Платья маленькой Нины и лент и цветов хозяйка не тронула. Она догадалась, что всё это, должно быть, чужое и что хлопот с этим не оберёшься. И действительно, в 12 часов за всем за этим пришёл всё тот же лакей в золотых галунах, уложил всё в картонку, даже с иголкой, которой шила Фанни, и отнёс куда следовало. И как были рады и Нина и её мама, что платье было кончено и как раз впору. Нина была в нём просто прелесть. Мама от радости чуть не заплакала. Впрочем, она пожалела о Фанни, сказала: «Бедняжка!» Только денег за шитьё не заплатила. Да и кому же было их платить? Не хозяйке же Фанниной? А родных у Фанни не было, кроме одной старой бабушки, про которую никто ничего не знал, и жила она где-то далеко, в деревне.
Фанни похоронили даром. Правда, её зарыли вместе с другими такими же бедными, как она, в одной общей могиле, но где тесно, там и весело!
А Нина была на балу, и ей тоже было весело. Музыка гремела, огни сверкали. Она смеялась, танцевала, ела вкусные конфекты, сливы, персики, ананасы, а картофель, который подавали за ужином вместе с ростбифом, не ела, потому что она вообще не любила картофеля. И так она была хороша в платьице, которое сшила Фанни, что всё ею восхищались. Даже старые, важные старики вставали из-за карт, чтобы на неё полюбоваться, а один поэт, смотря на неё, пришёл в такой восторг, что тут же написал стихи:
Вокруг тебя всё блестит и сверкает
И музыка громко гремит;
Твоё детское сердце заботы не знает,
И жизнь тебе радость сулит.
Пусть же она промелькнёт в упоенье,
В блеске, восторге и сладостных снах…
Верь, что цель жизни — есть наслажденье:
Одни его ищут в земных оболыценьях,
Другие найдут его — там в небесах!
И все хвалили эти стихи. Только многие спорили. Одни говорили, что наслажденье там нельзя сравнивать с наслажденьем здесь. Другие говорили, что никакого наслажденья там нет, не было и не будет. Третьи доказывали, что и здесь наслажденье наслажденью рознь. Нельзя же назвать наслажденьем какую-нибудь пьяную пирушку в грязном кабаке; нельзя её сравнивать с изящным балом, где всё так хорошо, возвышенно, где всё — поэзия и гармония. Четвёртые соглашались с этим и говорили: доведите же всех до того, чтобы они могли понимать и пользоваться этим наслаждением, всех бедных Фанни, которые теперь умирают от труда и голода, — и тогда жизнь всех будет одно наслажденье. Наконец, пятые кричали. что этого никогда не может быть, что не припасено ещё столько средств, чтобы доставлять всем Фанни какое-нибудь высшее, изящное наслаждение. При этом все пятые горячились и выходили из себя.
— Мы не хотим, — кричали они, — жертвовать для ваших Фанни ни одной каплей нашего наслажденья!

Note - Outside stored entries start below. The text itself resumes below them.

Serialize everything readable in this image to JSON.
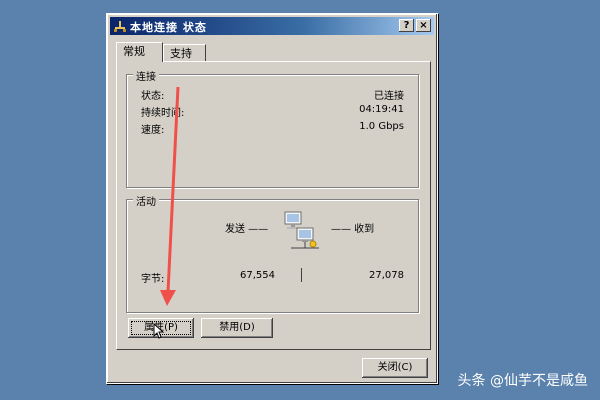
{
  "dialog": {
    "title": "本地连接 状态",
    "help_label": "?",
    "close_label": "×"
  },
  "tabs": [
    {
      "label": "常规"
    },
    {
      "label": "支持"
    }
  ],
  "connection": {
    "group_title": "连接",
    "status_label": "状态:",
    "status_value": "已连接",
    "duration_label": "持续时间:",
    "duration_value": "04:19:41",
    "speed_label": "速度:",
    "speed_value": "1.0 Gbps"
  },
  "activity": {
    "group_title": "活动",
    "sent_label": "发送 ——",
    "received_label": "—— 收到",
    "bytes_label": "字节:",
    "bytes_sent": "67,554",
    "bytes_received": "27,078"
  },
  "buttons": {
    "properties": "属性(P)",
    "disable": "禁用(D)",
    "close": "关闭(C)"
  },
  "watermark": "头条 @仙芋不是咸鱼",
  "colors": {
    "desktop": "#5a82ac",
    "title_bar": "#0a246a",
    "face": "#d4d0c8",
    "annotation_arrow": "#f0504a"
  }
}
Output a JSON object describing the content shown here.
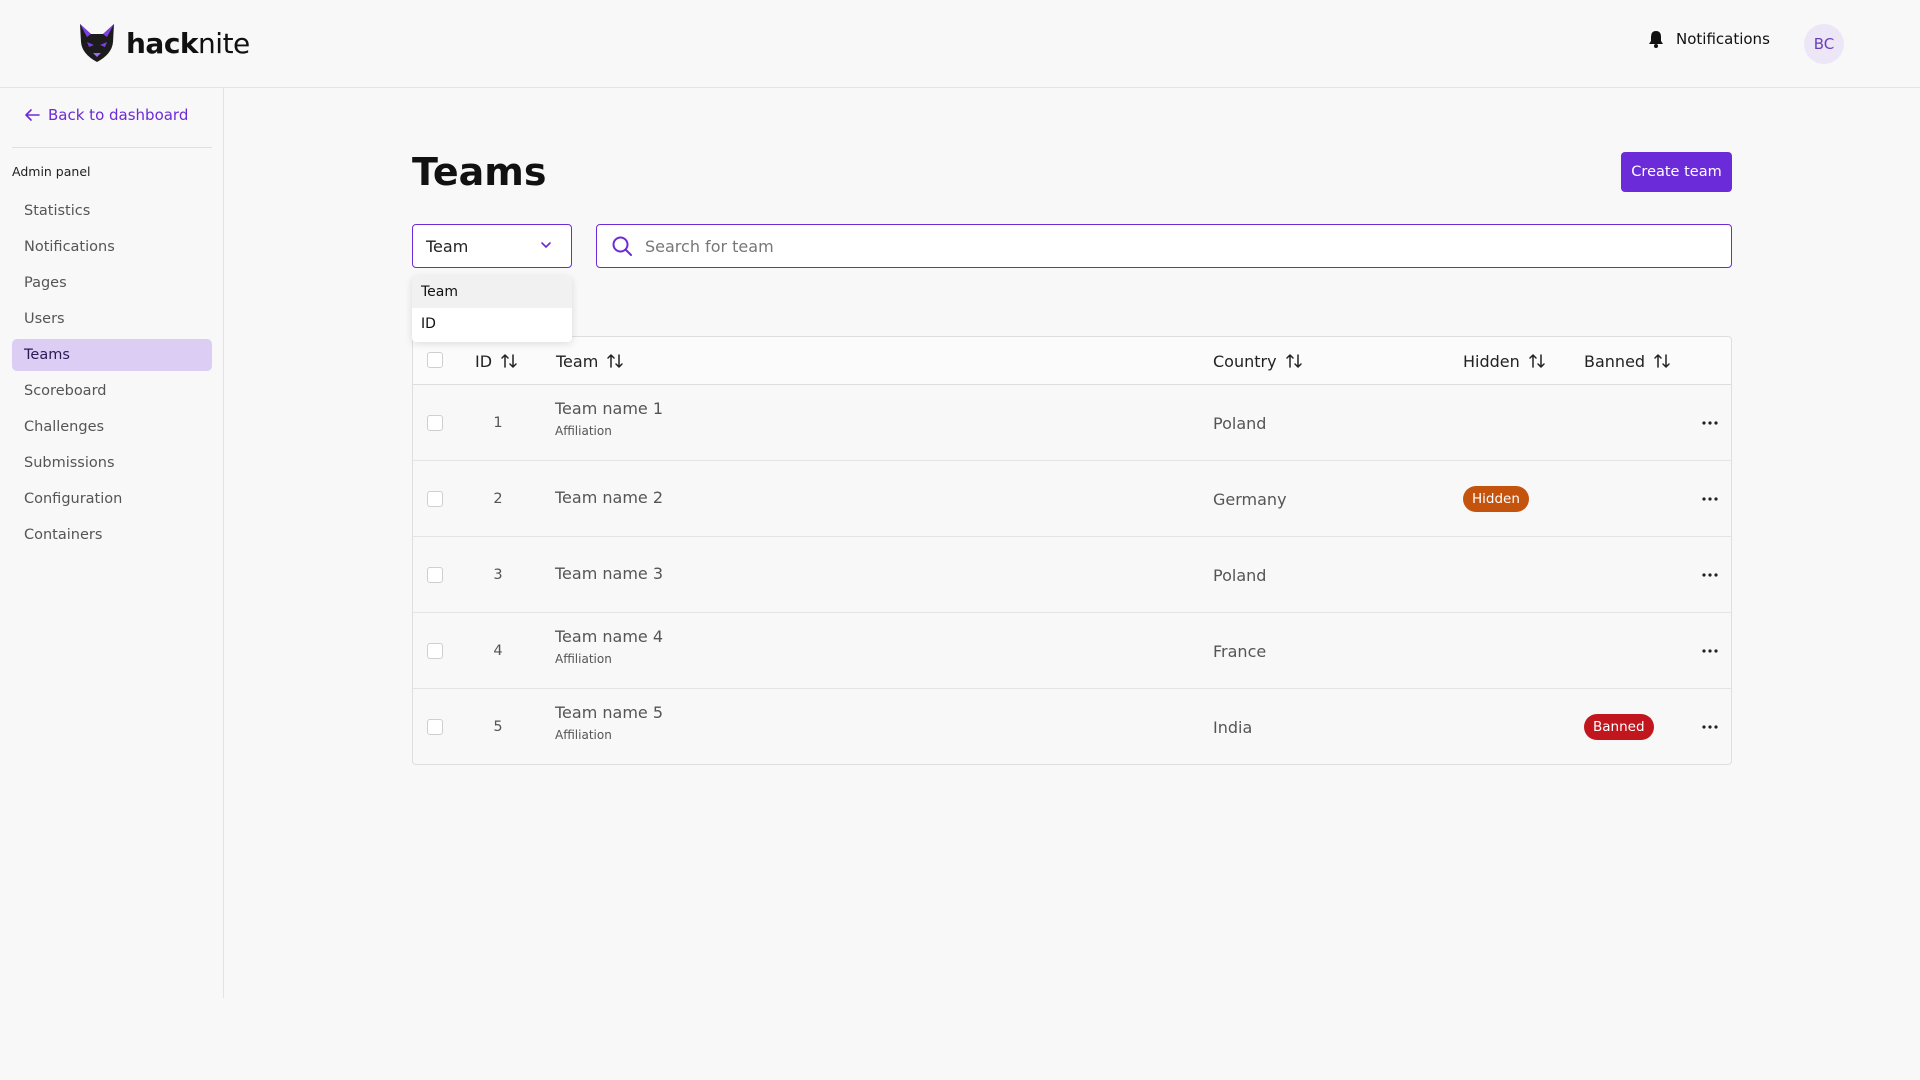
{
  "app": {
    "name_bold": "hack",
    "name_light": "nite"
  },
  "header": {
    "notifications_label": "Notifications",
    "avatar_initials": "BC"
  },
  "sidebar": {
    "back_label": "Back to dashboard",
    "section_title": "Admin panel",
    "items": [
      {
        "label": "Statistics",
        "active": false
      },
      {
        "label": "Notifications",
        "active": false
      },
      {
        "label": "Pages",
        "active": false
      },
      {
        "label": "Users",
        "active": false
      },
      {
        "label": "Teams",
        "active": true
      },
      {
        "label": "Scoreboard",
        "active": false
      },
      {
        "label": "Challenges",
        "active": false
      },
      {
        "label": "Submissions",
        "active": false
      },
      {
        "label": "Configuration",
        "active": false
      },
      {
        "label": "Containers",
        "active": false
      }
    ]
  },
  "main": {
    "title": "Teams",
    "create_button": "Create team",
    "filter": {
      "selected": "Team",
      "options": [
        "Team",
        "ID"
      ]
    },
    "search": {
      "placeholder": "Search for team",
      "value": ""
    }
  },
  "table": {
    "columns": {
      "id": "ID",
      "team": "Team",
      "country": "Country",
      "hidden": "Hidden",
      "banned": "Banned"
    },
    "rows": [
      {
        "id": "1",
        "name": "Team name 1",
        "affiliation": "Affiliation",
        "country": "Poland",
        "hidden": "",
        "banned": ""
      },
      {
        "id": "2",
        "name": "Team name 2",
        "affiliation": "",
        "country": "Germany",
        "hidden": "Hidden",
        "banned": ""
      },
      {
        "id": "3",
        "name": "Team name 3",
        "affiliation": "",
        "country": "Poland",
        "hidden": "",
        "banned": ""
      },
      {
        "id": "4",
        "name": "Team name 4",
        "affiliation": "Affiliation",
        "country": "France",
        "hidden": "",
        "banned": ""
      },
      {
        "id": "5",
        "name": "Team name 5",
        "affiliation": "Affiliation",
        "country": "India",
        "hidden": "",
        "banned": "Banned"
      }
    ]
  },
  "colors": {
    "accent": "#6c2bd9",
    "sidebar_active_bg": "#dccdf4",
    "hidden_badge": "#c4530d",
    "banned_badge": "#c2161f"
  },
  "icons": {
    "logo": "fox-logo-icon",
    "notifications": "bell-icon",
    "back": "arrow-left-icon",
    "filter": "chevron-down-icon",
    "search": "search-icon",
    "sort": "sort-arrows-icon",
    "row_menu": "more-horizontal-icon"
  }
}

И мама Нины кричала громче всех:
— Пусть платье на моей Нине стоит ещё дороже, — кричала она, — только бы оно было изящно, чтобы она была хороша в этом платье, восхищала бы всех и вдохновляла поэтов. А! я вижу, чего вы хотите: вы хотите лишить нас самих наслаждений, отнять у нас музыку, поэзию, всё возвышенное, изящное. Вы желали бы весь мир превратить в кабачок с грубыми наслаждениями. И вы думаете, что мы будем счастливы, веселы, довольны? Нет, наше горе будет сильнее, чем горе всех ваших Фанни, потому что наши чувства развитее, восприимчивее.
— Нет! — кричала на это противная сторона, — попробуйте только отказаться от половины ваших наслаждений, и вы увидите, что другую половину вам доставит сознанье, что вы каждым вашим шагом не отнимаете чего-нибудь у других или не убиваете кого-нибудь!
— Это вздор! — кричала снова мама Нины, — никто не взвесил ещё наших чувств, никто не рассчитал, насколько нам доставит наслаждения общее благо.
И действительно, этого ещё никто не рассчитал.
Вот что! Поди ты к г-ну Считало и попроси его, чтобы он всё это рассчитал на своих больших счётах. Что ж? Может быть, он это и сделает, хотя, разумеется, не без выгоды для себя.